Arriving at the house -- more of a mansion, really, complete with a Rolls-Royce in the driveway -- she discovers no one around, just a note on the door saying that baby Rupert is asleep, the baby monitor is by the door, and Alison should make herself at home. It's at this point that she should have realized she's made a horrible mistake, because who would entrust their infant to a stranger without checking references or even meeting them? Either the most trusting souls in the world or the most horrible, that's who, and the odds are always in favor of the latter.

Sure enough, it isn't long before Alison realizes there's someone else in the house (Lee Boxleitner) who is definitely not a baby and equally definitely not right in the head. He's got nothing good in mind for poor Alison, and he really likes to toy with his prey. She isn't the first sitter to fall into his trap, but if she has her way she'll be the last.

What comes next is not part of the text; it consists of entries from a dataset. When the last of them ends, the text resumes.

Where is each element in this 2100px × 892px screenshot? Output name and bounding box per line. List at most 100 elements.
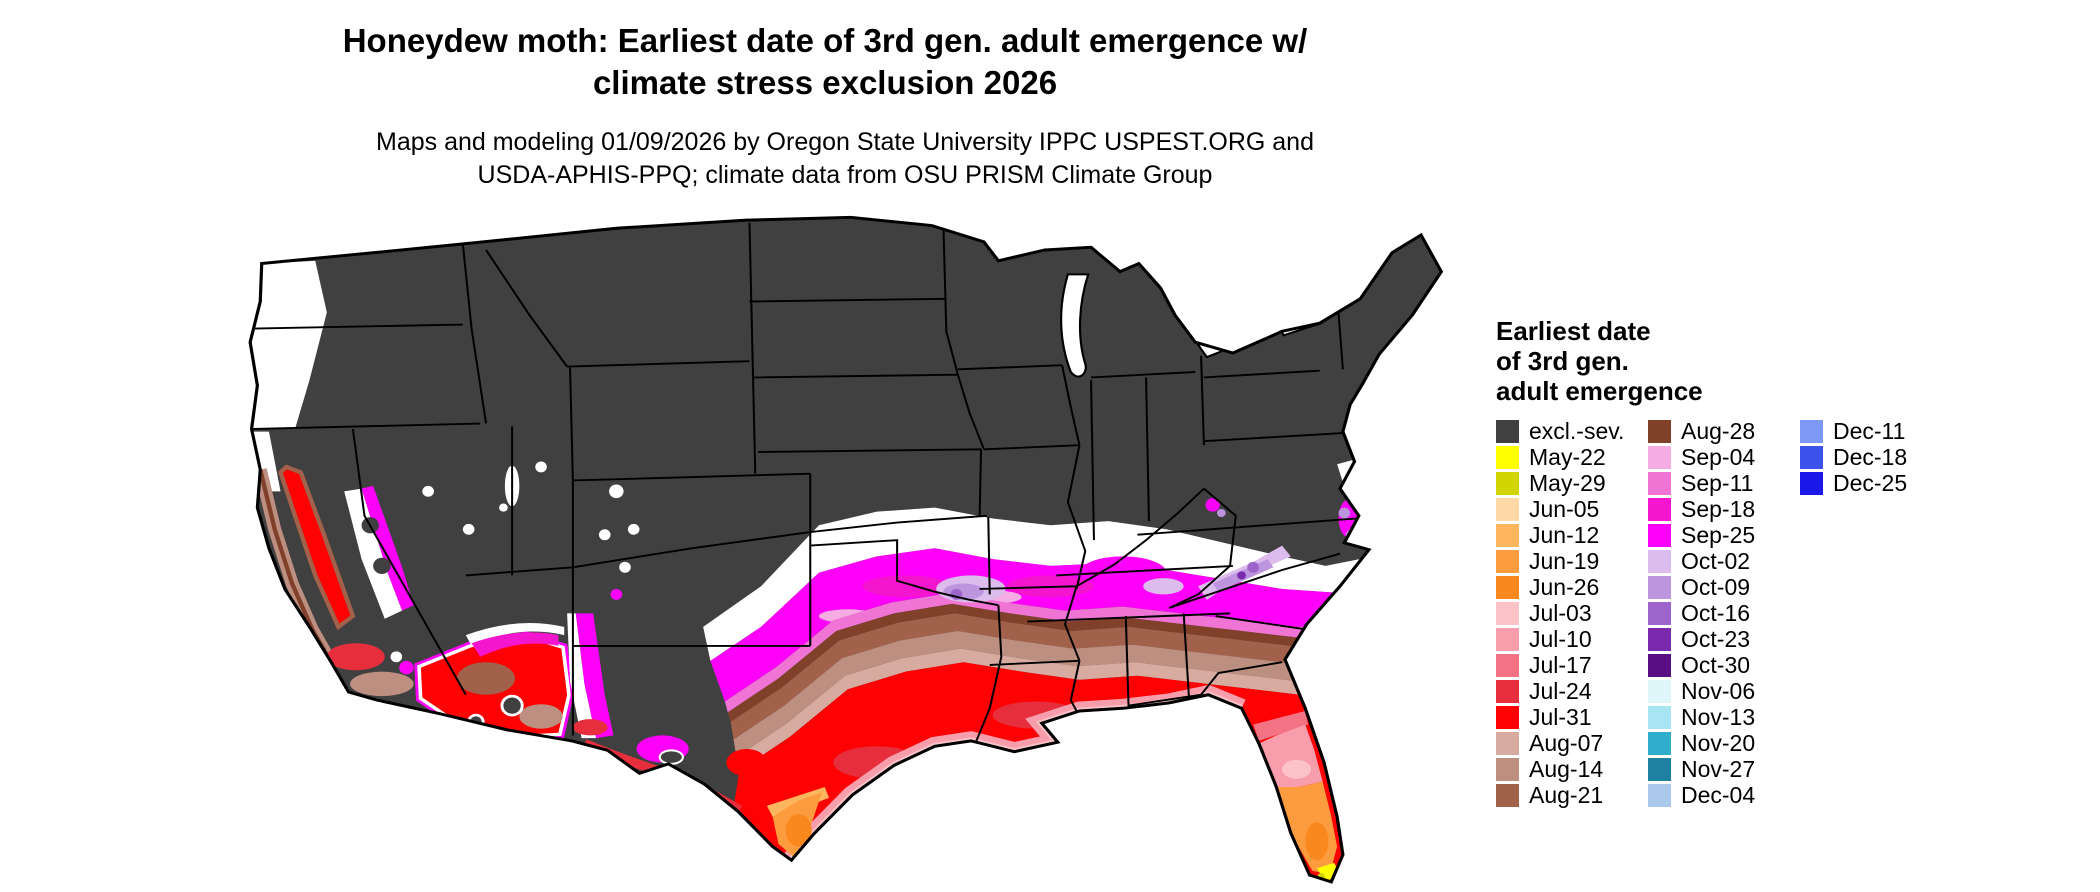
legend-swatch bbox=[1648, 445, 1671, 469]
map-subtitle-line1: Maps and modeling 01/09/2026 by Oregon S… bbox=[376, 128, 1314, 156]
legend-item: Jun-26 bbox=[1496, 574, 1648, 600]
legend-label: Dec-04 bbox=[1681, 781, 1756, 808]
legend-label: Jun-26 bbox=[1529, 573, 1600, 600]
map-florida-jun26 bbox=[1305, 822, 1329, 861]
legend-item: Dec-18 bbox=[1800, 444, 1952, 470]
legend-swatch bbox=[1496, 419, 1519, 443]
legend-item: Oct-23 bbox=[1648, 626, 1800, 652]
legend-swatch bbox=[1800, 445, 1823, 469]
legend-swatch bbox=[1800, 419, 1823, 443]
legend-swatch bbox=[1800, 471, 1823, 495]
legend-label: Nov-06 bbox=[1681, 677, 1756, 704]
map-region-pnw-white bbox=[250, 260, 327, 429]
legend-item: Dec-25 bbox=[1800, 470, 1952, 496]
map-speckle-c bbox=[598, 529, 611, 541]
legend-swatch bbox=[1648, 575, 1671, 599]
legend-swatch bbox=[1648, 679, 1671, 703]
legend-swatch bbox=[1496, 575, 1519, 599]
legend-item: Nov-20 bbox=[1648, 730, 1800, 756]
legend-item: Oct-30 bbox=[1648, 652, 1800, 678]
legend-item: Jul-17 bbox=[1496, 652, 1648, 678]
legend-label: Jul-10 bbox=[1529, 625, 1592, 652]
legend-label: Sep-18 bbox=[1681, 495, 1756, 522]
legend-item: Sep-18 bbox=[1648, 496, 1800, 522]
legend-swatch bbox=[1496, 523, 1519, 547]
legend-label: Jun-19 bbox=[1529, 547, 1600, 574]
legend-swatch bbox=[1496, 601, 1519, 625]
map-wv-oct09 bbox=[1216, 508, 1226, 518]
legend-swatch bbox=[1648, 757, 1671, 781]
legend-title: Earliest date of 3rd gen. adult emergenc… bbox=[1496, 316, 2076, 406]
legend-column: excl.-sev. May-22 May-29 Jun-05 Jun-12 Jun-19… bbox=[1496, 418, 1648, 808]
legend-label: Aug-28 bbox=[1681, 417, 1756, 444]
legend-label: Aug-14 bbox=[1529, 755, 1604, 782]
map-color-layers bbox=[250, 217, 1442, 882]
map-rio-grande-magenta bbox=[575, 613, 614, 739]
legend-swatch bbox=[1648, 783, 1671, 807]
legend-label: Aug-07 bbox=[1529, 729, 1604, 756]
map-band-sep11 bbox=[724, 593, 1394, 713]
state-borders bbox=[251, 222, 1358, 744]
us-map-svg bbox=[248, 215, 1444, 884]
map-sierra-white bbox=[344, 488, 403, 619]
legend-item: Aug-14 bbox=[1496, 756, 1648, 782]
legend-swatch bbox=[1496, 445, 1519, 469]
map-central-valley-red bbox=[278, 464, 356, 631]
map-band-aug14 bbox=[733, 631, 1401, 758]
legend-label: Jul-31 bbox=[1529, 703, 1592, 730]
legend-label: Nov-27 bbox=[1681, 755, 1756, 782]
map-speckle-b bbox=[627, 523, 640, 535]
legend-column: Dec-11 Dec-18 Dec-25 bbox=[1800, 418, 1952, 808]
map-speckle-g bbox=[499, 503, 508, 512]
map-subtitle-line2: USDA-APHIS-PPQ; climate data from OSU PR… bbox=[477, 161, 1213, 189]
legend-swatch bbox=[1648, 601, 1671, 625]
legend-item: Aug-28 bbox=[1648, 418, 1800, 444]
legend-item: Dec-04 bbox=[1648, 782, 1800, 808]
us-map bbox=[240, 212, 1450, 890]
map-title-line1: Honeydew moth: Earliest date of 3rd gen.… bbox=[342, 22, 1308, 59]
legend-swatch bbox=[1496, 705, 1519, 729]
legend-swatch bbox=[1648, 731, 1671, 755]
legend-item: Jul-24 bbox=[1496, 678, 1648, 704]
map-socal-red bbox=[326, 643, 385, 671]
map-wv-magenta bbox=[1205, 498, 1220, 512]
legend-item: May-29 bbox=[1496, 470, 1648, 496]
legend-swatch bbox=[1648, 705, 1671, 729]
map-socal-white-dot bbox=[390, 651, 403, 663]
legend-swatch bbox=[1496, 549, 1519, 573]
legend-item: Sep-04 bbox=[1648, 444, 1800, 470]
map-title: Honeydew moth: Earliest date of 3rd gen.… bbox=[0, 20, 1650, 104]
legend-item: Aug-21 bbox=[1496, 782, 1648, 808]
map-nm-white-strip bbox=[567, 613, 597, 739]
legend-item: Jul-03 bbox=[1496, 600, 1648, 626]
legend-item: Nov-27 bbox=[1648, 756, 1800, 782]
legend-label: Aug-21 bbox=[1529, 781, 1604, 808]
legend-swatch bbox=[1496, 627, 1519, 651]
legend-label: Oct-30 bbox=[1681, 651, 1751, 678]
legend-title-line3: adult emergence bbox=[1496, 376, 1703, 406]
legend-swatch bbox=[1496, 731, 1519, 755]
map-davis-mtns-gray bbox=[658, 749, 684, 765]
legend-label: Oct-02 bbox=[1681, 547, 1751, 574]
legend-swatch bbox=[1648, 523, 1671, 547]
legend-label: Oct-16 bbox=[1681, 599, 1751, 626]
legend-swatch bbox=[1648, 471, 1671, 495]
legend-title-line2: of 3rd gen. bbox=[1496, 346, 1629, 376]
legend-label: Dec-11 bbox=[1833, 417, 1906, 444]
legend-swatch bbox=[1496, 783, 1519, 807]
map-arizona-brown-b bbox=[519, 704, 563, 729]
map-mogollon-white bbox=[465, 622, 565, 646]
legend-label: May-29 bbox=[1529, 469, 1606, 496]
legend-label: Jul-03 bbox=[1529, 599, 1592, 626]
legend-swatch bbox=[1648, 653, 1671, 677]
legend: Earliest date of 3rd gen. adult emergenc… bbox=[1496, 316, 2076, 808]
map-delmarva-oct09 bbox=[1338, 507, 1351, 519]
legend-item: Dec-11 bbox=[1800, 418, 1952, 444]
map-speckle-a bbox=[609, 484, 624, 499]
map-band-no-emergence-white bbox=[703, 507, 1390, 661]
legend-item: Jul-31 bbox=[1496, 704, 1648, 730]
map-speckle-f bbox=[462, 523, 475, 535]
legend-swatch bbox=[1496, 497, 1519, 521]
map-arizona-brown-a bbox=[457, 662, 515, 695]
legend-swatch bbox=[1648, 549, 1671, 573]
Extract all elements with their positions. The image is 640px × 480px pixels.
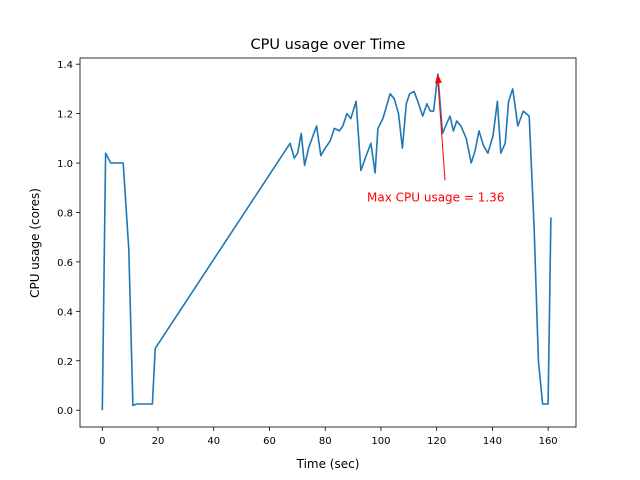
y-tick-label: 1.0 [57, 159, 73, 170]
x-tick-label: 140 [483, 436, 502, 447]
chart-title: CPU usage over Time [251, 37, 406, 53]
y-tick-label: 0.6 [57, 258, 73, 269]
y-tick-label: 1.4 [57, 60, 73, 71]
max-annotation-arrow [437, 80, 446, 181]
max-annotation-arrowhead [434, 74, 442, 84]
y-tick-label: 0.2 [57, 357, 73, 368]
y-tick-label: 0.0 [57, 406, 73, 417]
x-tick-label: 0 [99, 436, 105, 447]
x-tick-label: 100 [371, 436, 390, 447]
y-tick-label: 1.2 [57, 110, 73, 121]
x-tick-label: 40 [207, 436, 220, 447]
x-tick-label: 20 [152, 436, 165, 447]
x-tick-label: 160 [539, 436, 558, 447]
x-tick-label: 80 [319, 436, 332, 447]
y-axis-label: CPU usage (cores) [28, 188, 42, 298]
x-tick-label: 120 [427, 436, 446, 447]
cpu-usage-line [101, 73, 552, 411]
y-tick-label: 0.8 [57, 208, 73, 219]
x-tick-label: 60 [263, 436, 276, 447]
plot-frame [79, 57, 577, 428]
y-tick-label: 0.4 [57, 307, 73, 318]
x-axis-label: Time (sec) [296, 457, 360, 471]
max-annotation-label: Max CPU usage = 1.36 [367, 191, 504, 205]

And for the most part, Alison is refreshingly smart and practical about her struggle to survive, while the bad guy's unusual motivations turn what would have otherwise been a pedestrian thriller into something disturbingly different. He alternates between enraged and just plain bizarre, with the sudden shifts adding neatly to the tension. Though only clocking in at 25 minutes, the filmmakers do a good job both building the suspense and giving Alison some characterization. Babysitting might sound like an easy way to earn some extra cash, but even when you're desperate it's better to approach with caution.

Alison discovering that babysitting isn't such an easy gig.